On 26 December 1835 the colonial secretary in the Imperial government, Lord Glenelg, reversed D’Urban’s decisions. The colonists had expected the Xhosa to be forced to pay for instituting another war, but Glenelg declared that the Xhosa had been driven ‘by a long series of acts of injustice and spoliation’ and had ‘ample justifi – cation’ for invading the colony. 

He now announced that the Province of Queen Adelaide was to be abandoned and the colonial boundary moved back from the Kei to the Keiskamma, Tyhume and Gaga rivers, with colonial control over the area between the Fish and the Keiskamma (the neutral territory). The chiefs had to abandon all claims to this land, but the government was prepared to ‘lend’ this region to chiefs and their subjects on condition of good behaviour. Glenelg appointed Stockenstrom to return to the Cape as lieutenant-governor and implement his ideas for a stable system on the frontier (see Stockenstrom, Godlonton and Bowker). For many of the frontier farmers the retrocession of the Province of Queen Adelaide and the general tenor of Glenelg’s dispatch was a final blow that prompted them to join the trek that had begun before the war. 

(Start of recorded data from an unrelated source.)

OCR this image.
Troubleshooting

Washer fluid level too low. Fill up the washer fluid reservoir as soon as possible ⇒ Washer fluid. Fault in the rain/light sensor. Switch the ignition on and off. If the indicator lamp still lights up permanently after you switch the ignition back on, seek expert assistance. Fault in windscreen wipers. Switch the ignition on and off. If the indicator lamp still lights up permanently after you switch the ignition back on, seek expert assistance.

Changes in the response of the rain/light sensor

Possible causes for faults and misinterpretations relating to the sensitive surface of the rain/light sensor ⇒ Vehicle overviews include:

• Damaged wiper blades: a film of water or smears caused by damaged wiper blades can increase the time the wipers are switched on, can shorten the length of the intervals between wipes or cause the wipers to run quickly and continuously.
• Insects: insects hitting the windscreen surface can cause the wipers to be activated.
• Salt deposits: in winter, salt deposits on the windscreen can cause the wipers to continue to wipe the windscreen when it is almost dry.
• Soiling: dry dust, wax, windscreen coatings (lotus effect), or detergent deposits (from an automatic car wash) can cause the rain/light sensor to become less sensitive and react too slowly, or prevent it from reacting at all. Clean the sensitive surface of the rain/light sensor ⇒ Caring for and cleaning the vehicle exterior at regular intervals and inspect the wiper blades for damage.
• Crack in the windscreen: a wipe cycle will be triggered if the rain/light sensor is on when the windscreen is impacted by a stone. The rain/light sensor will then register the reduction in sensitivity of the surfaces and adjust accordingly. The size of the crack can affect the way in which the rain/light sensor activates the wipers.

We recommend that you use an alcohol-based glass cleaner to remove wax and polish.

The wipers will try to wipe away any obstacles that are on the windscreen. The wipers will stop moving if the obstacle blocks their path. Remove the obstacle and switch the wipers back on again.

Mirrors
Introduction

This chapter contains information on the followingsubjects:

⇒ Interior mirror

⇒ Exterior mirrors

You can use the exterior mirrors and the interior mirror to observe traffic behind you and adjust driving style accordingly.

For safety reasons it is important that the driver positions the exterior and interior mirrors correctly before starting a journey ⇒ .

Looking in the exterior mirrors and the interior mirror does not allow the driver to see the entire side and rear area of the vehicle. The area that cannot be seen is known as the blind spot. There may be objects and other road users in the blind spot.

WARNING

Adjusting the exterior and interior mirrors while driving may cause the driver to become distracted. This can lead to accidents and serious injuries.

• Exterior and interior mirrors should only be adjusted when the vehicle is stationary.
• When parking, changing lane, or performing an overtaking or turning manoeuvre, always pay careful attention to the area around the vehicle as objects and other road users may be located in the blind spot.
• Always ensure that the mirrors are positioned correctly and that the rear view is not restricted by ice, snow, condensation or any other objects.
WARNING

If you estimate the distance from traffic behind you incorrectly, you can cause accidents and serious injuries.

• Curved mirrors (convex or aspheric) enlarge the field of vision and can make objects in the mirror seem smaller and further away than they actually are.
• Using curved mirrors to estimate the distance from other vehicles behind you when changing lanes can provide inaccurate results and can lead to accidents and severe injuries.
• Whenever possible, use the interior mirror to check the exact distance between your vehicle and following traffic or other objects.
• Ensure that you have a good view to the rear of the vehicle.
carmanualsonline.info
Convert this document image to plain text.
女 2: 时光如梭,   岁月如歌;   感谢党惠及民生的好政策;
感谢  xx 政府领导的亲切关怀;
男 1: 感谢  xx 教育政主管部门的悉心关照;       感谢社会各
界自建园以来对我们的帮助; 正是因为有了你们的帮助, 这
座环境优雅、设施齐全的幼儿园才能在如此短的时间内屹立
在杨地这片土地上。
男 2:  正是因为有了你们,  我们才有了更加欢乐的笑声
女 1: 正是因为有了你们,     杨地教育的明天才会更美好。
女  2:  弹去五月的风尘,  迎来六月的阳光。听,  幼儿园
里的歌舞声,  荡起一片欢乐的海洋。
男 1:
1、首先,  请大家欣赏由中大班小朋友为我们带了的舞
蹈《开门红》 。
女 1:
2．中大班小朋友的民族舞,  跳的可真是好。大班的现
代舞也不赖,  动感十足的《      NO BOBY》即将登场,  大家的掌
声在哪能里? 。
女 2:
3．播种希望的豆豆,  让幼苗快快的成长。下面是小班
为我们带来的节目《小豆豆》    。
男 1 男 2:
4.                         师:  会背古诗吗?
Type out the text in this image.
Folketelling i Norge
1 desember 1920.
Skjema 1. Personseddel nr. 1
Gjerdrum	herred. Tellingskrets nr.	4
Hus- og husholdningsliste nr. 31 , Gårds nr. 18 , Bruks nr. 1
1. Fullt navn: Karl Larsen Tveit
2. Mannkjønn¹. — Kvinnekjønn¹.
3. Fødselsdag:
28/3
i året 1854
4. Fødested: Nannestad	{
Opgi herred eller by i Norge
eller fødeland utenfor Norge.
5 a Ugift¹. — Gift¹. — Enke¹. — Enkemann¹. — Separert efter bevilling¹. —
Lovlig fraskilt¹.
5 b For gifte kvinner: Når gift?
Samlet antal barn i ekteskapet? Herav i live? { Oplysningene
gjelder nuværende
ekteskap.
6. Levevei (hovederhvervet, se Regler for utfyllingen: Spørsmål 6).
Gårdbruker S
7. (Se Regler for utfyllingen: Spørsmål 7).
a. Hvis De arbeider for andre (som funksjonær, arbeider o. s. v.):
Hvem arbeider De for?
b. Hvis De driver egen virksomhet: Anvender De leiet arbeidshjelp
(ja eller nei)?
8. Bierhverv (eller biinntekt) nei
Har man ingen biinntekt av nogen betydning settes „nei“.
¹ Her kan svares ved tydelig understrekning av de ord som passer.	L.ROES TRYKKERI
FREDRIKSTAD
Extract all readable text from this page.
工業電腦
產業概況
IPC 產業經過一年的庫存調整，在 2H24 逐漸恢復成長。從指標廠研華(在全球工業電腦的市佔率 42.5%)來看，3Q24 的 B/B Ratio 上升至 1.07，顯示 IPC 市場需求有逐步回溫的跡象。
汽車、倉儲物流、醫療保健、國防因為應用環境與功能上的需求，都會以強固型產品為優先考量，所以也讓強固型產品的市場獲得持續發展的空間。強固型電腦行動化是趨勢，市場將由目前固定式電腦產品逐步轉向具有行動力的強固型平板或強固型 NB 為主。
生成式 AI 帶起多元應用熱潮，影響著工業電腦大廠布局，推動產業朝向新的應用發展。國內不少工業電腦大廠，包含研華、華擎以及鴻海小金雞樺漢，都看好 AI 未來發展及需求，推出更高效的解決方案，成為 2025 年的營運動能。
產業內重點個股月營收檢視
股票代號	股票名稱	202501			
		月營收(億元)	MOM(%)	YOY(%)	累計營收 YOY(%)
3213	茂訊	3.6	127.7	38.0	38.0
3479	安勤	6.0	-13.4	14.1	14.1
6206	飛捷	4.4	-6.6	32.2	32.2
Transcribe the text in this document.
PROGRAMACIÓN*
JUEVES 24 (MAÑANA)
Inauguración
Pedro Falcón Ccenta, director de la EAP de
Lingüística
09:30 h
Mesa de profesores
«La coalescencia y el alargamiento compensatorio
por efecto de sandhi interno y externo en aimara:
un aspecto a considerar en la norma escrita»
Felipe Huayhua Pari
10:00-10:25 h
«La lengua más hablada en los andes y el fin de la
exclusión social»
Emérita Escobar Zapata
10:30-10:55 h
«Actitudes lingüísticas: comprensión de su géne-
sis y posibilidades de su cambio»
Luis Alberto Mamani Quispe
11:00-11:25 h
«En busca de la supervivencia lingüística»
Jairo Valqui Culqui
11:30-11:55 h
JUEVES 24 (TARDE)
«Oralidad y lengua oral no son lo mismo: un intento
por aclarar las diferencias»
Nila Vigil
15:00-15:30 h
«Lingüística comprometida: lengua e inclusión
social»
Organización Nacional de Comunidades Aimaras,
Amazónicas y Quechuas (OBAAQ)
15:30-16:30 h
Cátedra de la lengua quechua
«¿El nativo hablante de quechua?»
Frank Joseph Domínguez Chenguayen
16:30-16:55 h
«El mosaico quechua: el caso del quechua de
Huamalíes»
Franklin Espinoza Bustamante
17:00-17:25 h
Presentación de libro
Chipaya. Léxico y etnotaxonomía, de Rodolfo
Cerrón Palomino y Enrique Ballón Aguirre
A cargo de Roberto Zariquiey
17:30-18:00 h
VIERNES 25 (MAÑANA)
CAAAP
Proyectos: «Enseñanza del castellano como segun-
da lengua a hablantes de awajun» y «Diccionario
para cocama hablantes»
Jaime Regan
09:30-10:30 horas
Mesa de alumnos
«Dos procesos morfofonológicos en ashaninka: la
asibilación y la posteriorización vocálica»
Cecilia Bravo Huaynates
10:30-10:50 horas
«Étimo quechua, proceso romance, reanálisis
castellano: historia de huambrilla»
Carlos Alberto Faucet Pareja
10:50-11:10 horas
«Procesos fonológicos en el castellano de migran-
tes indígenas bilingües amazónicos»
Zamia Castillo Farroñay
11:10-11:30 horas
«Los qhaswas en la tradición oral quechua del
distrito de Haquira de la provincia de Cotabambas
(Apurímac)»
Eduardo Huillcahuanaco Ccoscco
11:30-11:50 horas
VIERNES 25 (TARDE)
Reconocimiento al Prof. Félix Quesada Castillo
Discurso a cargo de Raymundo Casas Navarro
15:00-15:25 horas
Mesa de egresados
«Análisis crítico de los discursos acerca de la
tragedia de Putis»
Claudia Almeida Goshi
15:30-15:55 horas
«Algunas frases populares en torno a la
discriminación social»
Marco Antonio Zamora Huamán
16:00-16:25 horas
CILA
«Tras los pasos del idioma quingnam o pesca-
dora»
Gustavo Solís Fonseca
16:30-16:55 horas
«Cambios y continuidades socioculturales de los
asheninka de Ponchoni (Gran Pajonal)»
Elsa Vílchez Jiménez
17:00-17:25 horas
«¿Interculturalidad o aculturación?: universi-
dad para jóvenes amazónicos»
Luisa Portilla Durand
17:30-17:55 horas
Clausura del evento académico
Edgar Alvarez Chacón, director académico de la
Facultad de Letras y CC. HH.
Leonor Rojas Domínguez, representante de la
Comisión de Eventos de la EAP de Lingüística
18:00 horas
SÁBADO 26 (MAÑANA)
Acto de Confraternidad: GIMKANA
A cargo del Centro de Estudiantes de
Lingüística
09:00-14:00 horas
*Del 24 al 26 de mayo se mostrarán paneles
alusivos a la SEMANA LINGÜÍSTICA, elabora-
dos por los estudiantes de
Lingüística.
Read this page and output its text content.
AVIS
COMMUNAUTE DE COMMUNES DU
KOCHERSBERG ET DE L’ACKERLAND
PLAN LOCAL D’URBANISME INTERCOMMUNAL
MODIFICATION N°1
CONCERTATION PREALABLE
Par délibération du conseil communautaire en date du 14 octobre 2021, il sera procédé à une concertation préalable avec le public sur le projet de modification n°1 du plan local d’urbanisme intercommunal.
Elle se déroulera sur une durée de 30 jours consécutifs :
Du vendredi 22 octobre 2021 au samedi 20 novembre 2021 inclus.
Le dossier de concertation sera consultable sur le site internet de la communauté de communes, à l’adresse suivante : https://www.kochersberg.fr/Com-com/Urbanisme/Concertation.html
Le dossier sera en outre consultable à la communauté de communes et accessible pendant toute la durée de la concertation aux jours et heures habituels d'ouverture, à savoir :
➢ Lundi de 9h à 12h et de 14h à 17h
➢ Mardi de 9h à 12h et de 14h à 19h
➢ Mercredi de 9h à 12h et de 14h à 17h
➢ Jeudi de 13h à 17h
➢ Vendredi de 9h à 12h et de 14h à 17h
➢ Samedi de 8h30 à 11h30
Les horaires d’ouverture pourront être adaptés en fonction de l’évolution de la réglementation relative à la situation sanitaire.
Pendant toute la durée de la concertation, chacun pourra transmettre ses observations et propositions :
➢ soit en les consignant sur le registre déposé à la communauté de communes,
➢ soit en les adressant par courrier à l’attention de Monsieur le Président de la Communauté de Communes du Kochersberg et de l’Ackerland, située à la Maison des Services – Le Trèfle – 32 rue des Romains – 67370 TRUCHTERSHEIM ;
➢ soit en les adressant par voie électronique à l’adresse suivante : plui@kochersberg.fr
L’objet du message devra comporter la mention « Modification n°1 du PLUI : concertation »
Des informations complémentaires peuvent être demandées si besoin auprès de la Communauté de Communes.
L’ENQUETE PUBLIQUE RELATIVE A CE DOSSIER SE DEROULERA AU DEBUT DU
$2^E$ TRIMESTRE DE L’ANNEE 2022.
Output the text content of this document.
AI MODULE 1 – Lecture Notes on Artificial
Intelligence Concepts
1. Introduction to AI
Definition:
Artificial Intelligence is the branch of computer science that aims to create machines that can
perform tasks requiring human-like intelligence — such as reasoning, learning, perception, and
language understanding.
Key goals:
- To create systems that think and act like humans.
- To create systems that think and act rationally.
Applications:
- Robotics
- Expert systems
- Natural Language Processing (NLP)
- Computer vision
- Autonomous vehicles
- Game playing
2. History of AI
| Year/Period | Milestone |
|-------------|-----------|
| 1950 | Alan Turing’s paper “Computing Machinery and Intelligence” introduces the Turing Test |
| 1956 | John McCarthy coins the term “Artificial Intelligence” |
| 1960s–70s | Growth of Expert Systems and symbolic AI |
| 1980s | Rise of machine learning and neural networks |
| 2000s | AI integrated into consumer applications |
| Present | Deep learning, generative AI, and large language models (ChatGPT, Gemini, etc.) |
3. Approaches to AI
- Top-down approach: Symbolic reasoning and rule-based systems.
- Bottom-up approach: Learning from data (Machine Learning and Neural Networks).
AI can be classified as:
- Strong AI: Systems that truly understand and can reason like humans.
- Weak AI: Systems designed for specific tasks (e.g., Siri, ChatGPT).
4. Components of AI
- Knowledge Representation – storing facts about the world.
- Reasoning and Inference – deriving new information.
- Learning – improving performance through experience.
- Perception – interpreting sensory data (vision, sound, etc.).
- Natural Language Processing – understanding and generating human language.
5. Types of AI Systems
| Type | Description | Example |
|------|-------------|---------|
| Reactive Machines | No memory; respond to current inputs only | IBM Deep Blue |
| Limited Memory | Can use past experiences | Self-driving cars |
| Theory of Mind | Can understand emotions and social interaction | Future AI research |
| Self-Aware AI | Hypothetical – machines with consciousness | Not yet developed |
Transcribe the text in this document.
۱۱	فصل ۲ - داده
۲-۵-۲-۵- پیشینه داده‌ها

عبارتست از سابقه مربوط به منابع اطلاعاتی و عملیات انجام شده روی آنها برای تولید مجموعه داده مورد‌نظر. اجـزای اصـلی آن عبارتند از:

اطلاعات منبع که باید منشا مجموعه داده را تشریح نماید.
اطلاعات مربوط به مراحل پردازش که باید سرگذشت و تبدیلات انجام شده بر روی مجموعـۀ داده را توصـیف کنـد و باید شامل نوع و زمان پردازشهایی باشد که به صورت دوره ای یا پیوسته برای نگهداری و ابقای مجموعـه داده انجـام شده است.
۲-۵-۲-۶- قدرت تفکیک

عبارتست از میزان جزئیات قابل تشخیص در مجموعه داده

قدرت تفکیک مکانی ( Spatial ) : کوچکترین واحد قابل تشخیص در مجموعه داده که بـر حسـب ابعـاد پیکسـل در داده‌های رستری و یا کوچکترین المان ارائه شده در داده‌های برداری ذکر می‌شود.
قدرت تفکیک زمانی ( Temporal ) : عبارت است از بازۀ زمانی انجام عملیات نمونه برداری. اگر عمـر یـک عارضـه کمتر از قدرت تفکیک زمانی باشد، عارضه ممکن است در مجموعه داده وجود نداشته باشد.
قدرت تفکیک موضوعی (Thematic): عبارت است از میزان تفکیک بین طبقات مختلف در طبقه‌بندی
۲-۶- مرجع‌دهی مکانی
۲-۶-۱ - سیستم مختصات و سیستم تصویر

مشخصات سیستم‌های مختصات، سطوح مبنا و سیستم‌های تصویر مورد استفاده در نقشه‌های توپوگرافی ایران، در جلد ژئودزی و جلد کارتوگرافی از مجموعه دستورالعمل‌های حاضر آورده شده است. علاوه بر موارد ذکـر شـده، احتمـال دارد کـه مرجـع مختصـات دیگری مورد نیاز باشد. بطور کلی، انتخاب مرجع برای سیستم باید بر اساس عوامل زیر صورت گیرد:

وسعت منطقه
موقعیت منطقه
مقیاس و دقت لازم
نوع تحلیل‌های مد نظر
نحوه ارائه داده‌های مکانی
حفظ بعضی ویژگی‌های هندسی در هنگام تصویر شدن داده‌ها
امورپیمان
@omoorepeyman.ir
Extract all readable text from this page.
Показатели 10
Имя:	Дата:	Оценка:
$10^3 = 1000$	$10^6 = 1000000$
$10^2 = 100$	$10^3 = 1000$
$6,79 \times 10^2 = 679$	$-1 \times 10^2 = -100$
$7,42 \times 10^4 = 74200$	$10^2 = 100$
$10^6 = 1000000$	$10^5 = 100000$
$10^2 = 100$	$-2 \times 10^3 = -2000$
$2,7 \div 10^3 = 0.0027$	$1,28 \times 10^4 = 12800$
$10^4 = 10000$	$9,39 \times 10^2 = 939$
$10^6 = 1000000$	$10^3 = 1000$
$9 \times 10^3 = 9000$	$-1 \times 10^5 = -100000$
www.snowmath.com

Stockenstrom assumed office in Grahamstown on 3 September 1836. His priority was to give people on both sides of the frontier a sense of security and stability. The Xhosa had to be left in peace and the reprisals and commandos had to cease. The colonists had to be allowed to protect their property and life against plunderers and, if necessary, shoot the assailants. A line of military posts manned by a strong force was necessary. He recommended additional resident magistrates in Cradock, Colesberg and a place further east.